Pour Jean Robert Noel, comparée à Haïti, la rentrée scolaire canadienne coûte moins chère, avec une liste de fournitures beaucoup plus légère. Faut-il encore se familiariser avec le vocabulaire de celle-ci. Il rit déjà en racontant cette anecdote : « J’étais au magasin, et je vois dans la liste : étui à crayons. Je me demandais ce que c’était! Puis j’ai compris. Chez nous, on dit porte-crayon. Pareil pour une paire d’espadrilles pour l’éducation physique… Je ne sais pas ce que c’est, mais Google va m’aider (rires). » 

Tout comme Noah Jonathan Noel, Anes et Rassim Bouabdallah ont hâte de retourner à l’école. Lemya Kerkeb est ravie de voir l’épanouissement de ses enfants. 

« Chaque expérience est différente. Certaines personnes ont eu des difficultés pour l’adaptation de leurs enfants. Je m’estime chanceuse. Pour moi, tous les changements qu’ont vécus mes enfants ont été positifs. On est toujours à l’écoute de leurs besoins et on respecte aussi vraiment la diversité culturelle et religieuse dans leur école. Il n’y a jamais de jugement. 

 

Comment soulager le porte-monnaie des parents? 

Pour chacun de ses deux enfants scolarisés à l’École Précieux-Sang, Lemya Kerkeb a reçu une liste de fournitures divisée en deux parties : une à la charge des parents, une autre de l’école. La mère de famille a également déjà payé 70 $ par année pour chaque enfant. 

Alain Laberge, directeur de la Division scolaire franco-manitobaine. (photo : Archives La Liberté)
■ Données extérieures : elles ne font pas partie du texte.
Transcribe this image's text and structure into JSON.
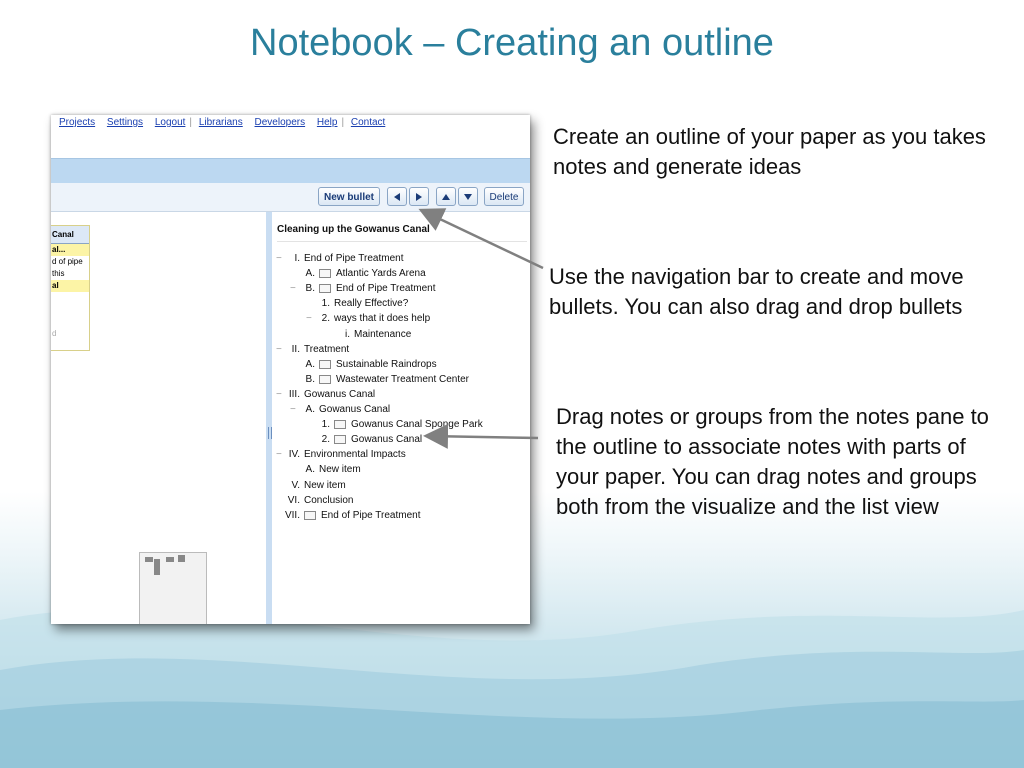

Alain Laberge : « L’école est gratuite, mais ce frais, qui varie selon les écoles, permet de couvrir les sorties dans l’année et le matériel scolaire. Ça assure une homogénéité dans le système et qu’aucun n’enfant ne soit ciblé comme étant celui qui n’a pas de cahiers ou de crayons. Si une famille n’est pas en mesure de payer, on leur dit d’appeler la direction d’école pour s’arranger, avec un paiement mensuel par exemple. On veut que ça reste discret. Il n’y a personne qui décide d’être pauvre. » 
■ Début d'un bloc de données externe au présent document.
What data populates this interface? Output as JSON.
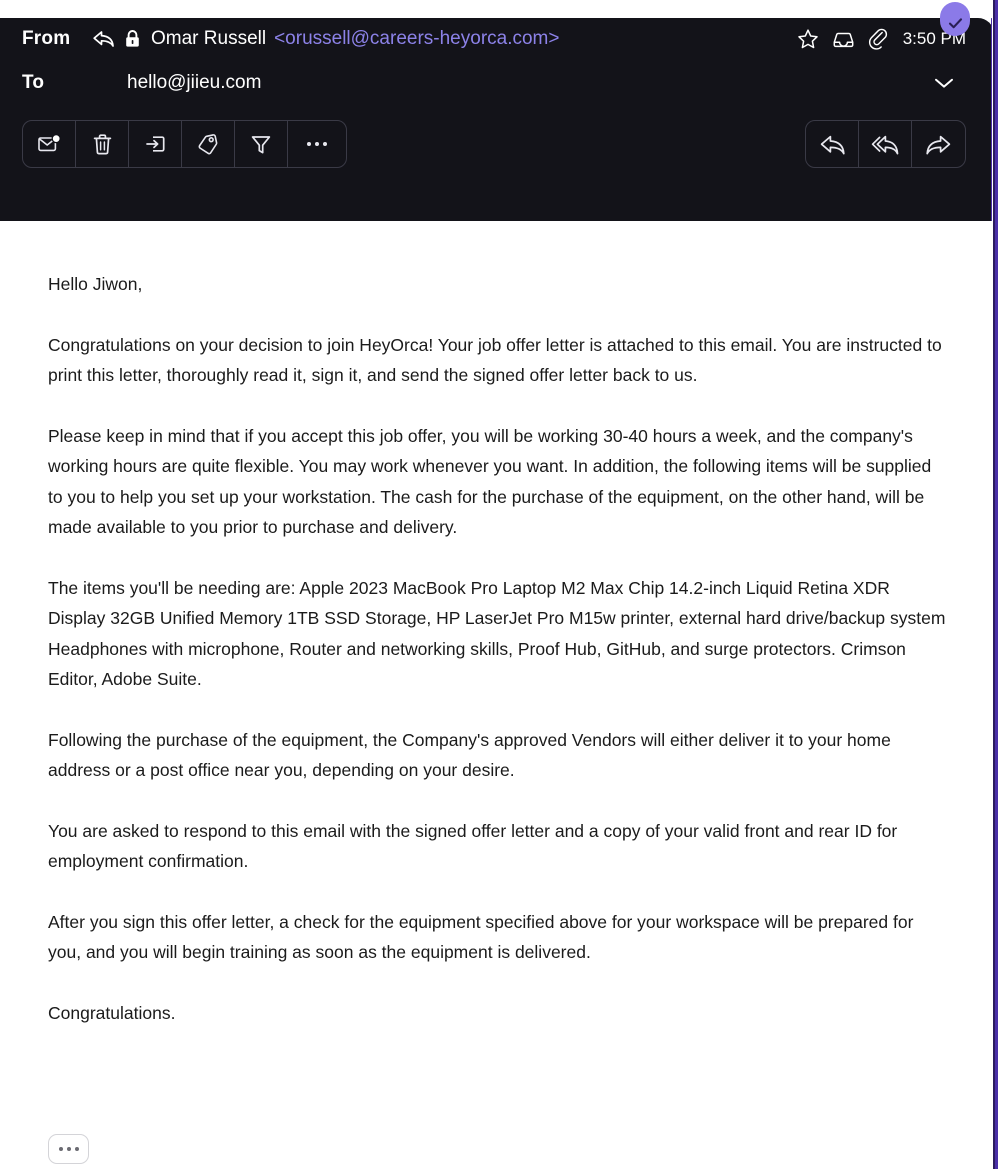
{
  "window": {
    "accent_color": "#4a2fa8",
    "header_bg": "#131319",
    "body_bg": "#ffffff",
    "link_color": "#8c82e8"
  },
  "badge": {
    "name": "selected-check-badge",
    "icon": "check-icon",
    "color": "#8b7ae8"
  },
  "header": {
    "from": {
      "label": "From",
      "reply_icon": "reply-arrow-icon",
      "lock_icon": "lock-icon",
      "sender_name": "Omar Russell",
      "sender_email": "<orussell@careers-heyorca.com>"
    },
    "to": {
      "label": "To",
      "address": "hello@jiieu.com",
      "expand_icon": "chevron-down-icon"
    },
    "meta": {
      "star_icon": "star-icon",
      "archive_icon": "inbox-archive-icon",
      "attachment_icon": "paperclip-icon",
      "time": "3:50 PM"
    }
  },
  "toolbar": {
    "left_actions": [
      {
        "name": "mark-unread-button",
        "icon": "envelope-unread-icon",
        "label": "Mark as unread"
      },
      {
        "name": "delete-button",
        "icon": "trash-icon",
        "label": "Delete"
      },
      {
        "name": "move-to-folder-button",
        "icon": "move-to-folder-icon",
        "label": "Move to folder"
      },
      {
        "name": "tag-button",
        "icon": "tag-icon",
        "label": "Tag"
      },
      {
        "name": "filter-button",
        "icon": "funnel-filter-icon",
        "label": "Filter"
      },
      {
        "name": "more-actions-button",
        "icon": "ellipsis-icon",
        "label": "More"
      }
    ],
    "right_actions": [
      {
        "name": "reply-button",
        "icon": "reply-icon",
        "label": "Reply"
      },
      {
        "name": "reply-all-button",
        "icon": "reply-all-icon",
        "label": "Reply all"
      },
      {
        "name": "forward-button",
        "icon": "forward-icon",
        "label": "Forward"
      }
    ]
  },
  "message": {
    "paragraphs": [
      "Hello Jiwon,",
      "Congratulations on your decision to join HeyOrca! Your job offer letter is attached to this email. You are instructed to print this letter, thoroughly read it, sign it, and send the signed offer letter back to us.",
      "Please keep in mind that if you accept this job offer, you will be working 30-40 hours a week, and the company's working hours are quite flexible. You may work whenever you want. In addition, the following items will be supplied to you to help you set up your workstation. The cash for the purchase of the equipment, on the other hand, will be made available to you prior to purchase and delivery.",
      "The items you'll be needing are: Apple 2023 MacBook Pro Laptop M2 Max Chip 14.2-inch Liquid Retina XDR Display 32GB Unified Memory 1TB SSD Storage, HP LaserJet Pro M15w printer, external hard drive/backup system Headphones with microphone, Router and networking skills, Proof Hub, GitHub, and surge protectors. Crimson Editor, Adobe Suite.",
      "Following the purchase of the equipment, the Company's approved Vendors will either deliver it to your home address or a post office near you, depending on your desire.",
      "You are asked to respond to this email with the signed offer letter and a copy of your valid front and rear ID for employment confirmation.",
      "After you sign this offer letter, a check for the equipment specified above for your workspace will be prepared for you, and you will begin training as soon as the equipment is delivered.",
      "Congratulations."
    ],
    "trimmed_content_button": {
      "name": "show-trimmed-content-button",
      "icon": "ellipsis-icon"
    }
  }
}
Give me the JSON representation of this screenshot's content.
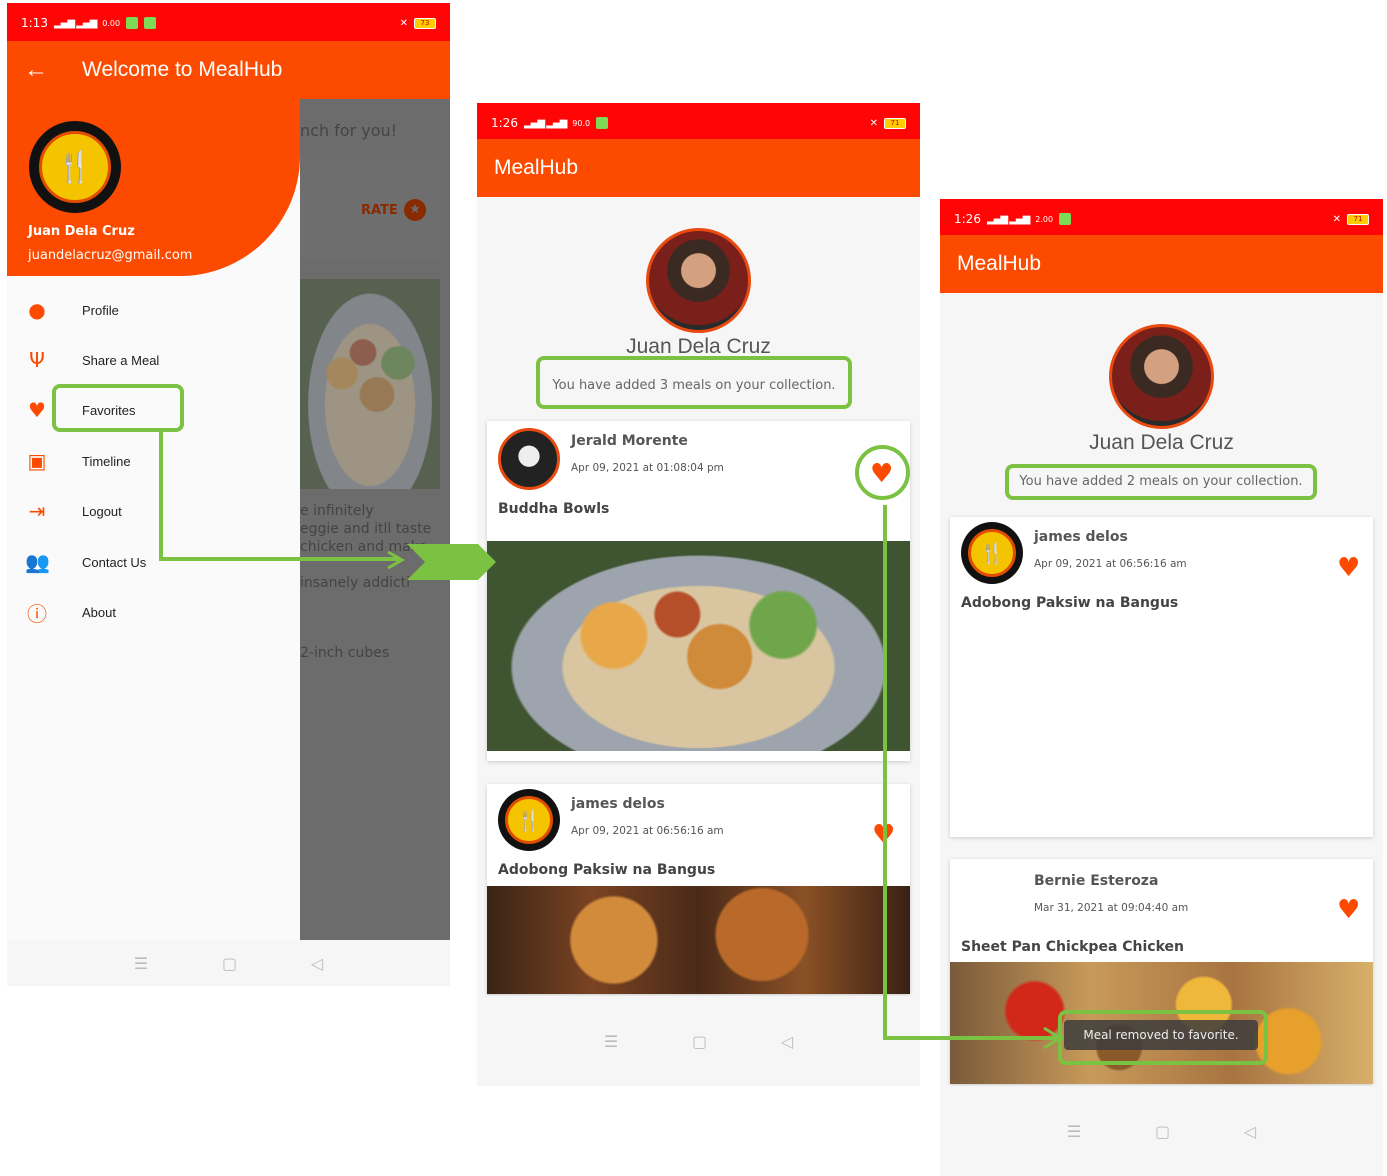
{
  "colors": {
    "accent": "#fc4b00",
    "highlight": "#7cc242"
  },
  "screen1": {
    "status_time": "1:13",
    "status_speed": "0.00",
    "battery": "73",
    "title": "Welcome to MealHub",
    "user_name": "Juan Dela Cruz",
    "user_email": "juandelacruz@gmail.com",
    "menu": [
      {
        "label": "Profile",
        "icon": "person-icon"
      },
      {
        "label": "Share a Meal",
        "icon": "utensils-icon"
      },
      {
        "label": "Favorites",
        "icon": "heart-icon"
      },
      {
        "label": "Timeline",
        "icon": "badge-icon"
      },
      {
        "label": "Logout",
        "icon": "logout-icon"
      },
      {
        "label": "Contact Us",
        "icon": "group-icon"
      },
      {
        "label": "About",
        "icon": "info-icon"
      }
    ],
    "background_texts": {
      "lunch": "nch for you!",
      "rate": "RATE",
      "desc1": "e infinitely",
      "desc2": "eggie and itll taste",
      "desc3": "chicken and make",
      "desc4": "insanely addicti",
      "cubes": "2-inch cubes"
    }
  },
  "screen2": {
    "status_time": "1:26",
    "status_speed": "90.0",
    "battery": "71",
    "title": "MealHub",
    "profile_name": "Juan Dela Cruz",
    "collection_text": "You have added 3 meals on your collection.",
    "cards": [
      {
        "author": "Jerald Morente",
        "date": "Apr 09, 2021 at 01:08:04 pm",
        "title": "Buddha Bowls"
      },
      {
        "author": "james delos",
        "date": "Apr 09, 2021 at 06:56:16 am",
        "title": "Adobong Paksiw na Bangus"
      }
    ]
  },
  "screen3": {
    "status_time": "1:26",
    "status_speed": "2.00",
    "battery": "71",
    "title": "MealHub",
    "profile_name": "Juan Dela Cruz",
    "collection_text": "You have added 2 meals on your collection.",
    "cards": [
      {
        "author": "james delos",
        "date": "Apr 09, 2021 at 06:56:16 am",
        "title": "Adobong Paksiw na Bangus"
      },
      {
        "author": "Bernie Esteroza",
        "date": "Mar 31, 2021 at 09:04:40 am",
        "title": "Sheet Pan Chickpea Chicken"
      }
    ],
    "toast": "Meal removed to favorite."
  }
}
« C’est toujours du cas par cas. Mais bien sûr, si la famille n’est vraiment pas en mesure d’acheter des fournitures, on ne pénalisera pas l’enfant. On va fournir les fournitures scolaires, ce n’est pas un problème. » 

« Je sais que dans certaines écoles de la DSFM, les parents ont l’option de donner un peu plus, s’ils le peuvent, pour que l’école puisse pallier aux familles davantage dans le besoin. » 
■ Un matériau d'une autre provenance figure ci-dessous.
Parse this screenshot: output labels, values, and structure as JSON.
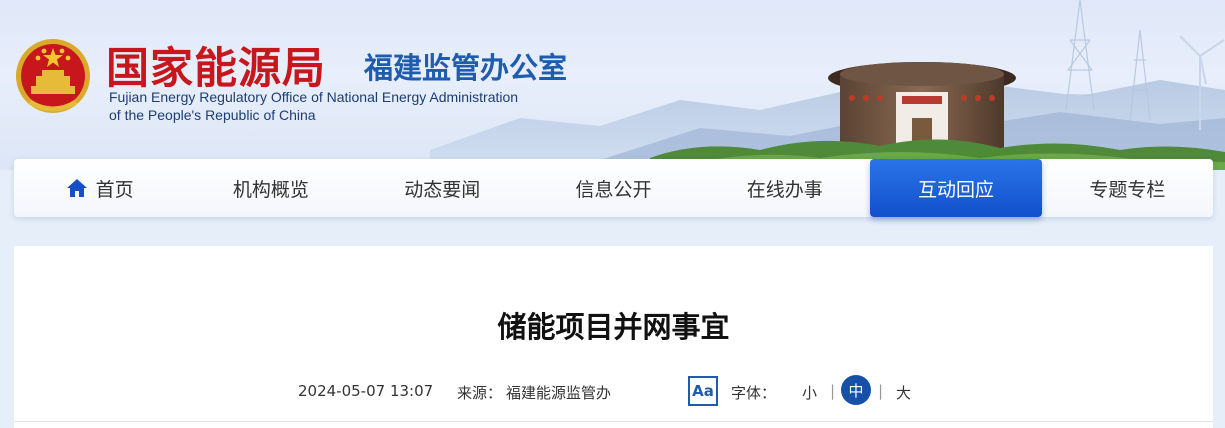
{
  "header": {
    "title_cn": "国家能源局",
    "subtitle_cn": "福建监管办公室",
    "title_en_line1": "Fujian Energy Regulatory Office of National Energy Administration",
    "title_en_line2": "of the People's Republic of China"
  },
  "nav": {
    "items": [
      {
        "label": "首页",
        "icon": "home-icon"
      },
      {
        "label": "机构概览"
      },
      {
        "label": "动态要闻"
      },
      {
        "label": "信息公开"
      },
      {
        "label": "在线办事"
      },
      {
        "label": "互动回应",
        "active": true
      },
      {
        "label": "专题专栏"
      }
    ]
  },
  "article": {
    "title": "储能项目并网事宜",
    "date": "2024-05-07 13:07",
    "source_label": "来源：",
    "source_value": "福建能源监管办",
    "font_icon_text": "Aa",
    "font_label": "字体：",
    "font_small": "小",
    "font_medium": "中",
    "font_large": "大",
    "separator": "|"
  },
  "colors": {
    "brand_red": "#c8161d",
    "brand_blue": "#1f5cae",
    "nav_active": "#1a5fd8"
  }
}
Alain Laberge confirme que les demandes d’aide sont grandissantes au sein de la DSFM. 

« La DSFM fournit près de 200 déjeuners et 200 dîners chaque jour pour des enfants. On essaie de faire ça dans la dignité. Alors on va avoir des aires communes ouvertes à tous pour déjeuner, incluant ceux qui ont déjà mangé, pour ne pas faire de distinction. »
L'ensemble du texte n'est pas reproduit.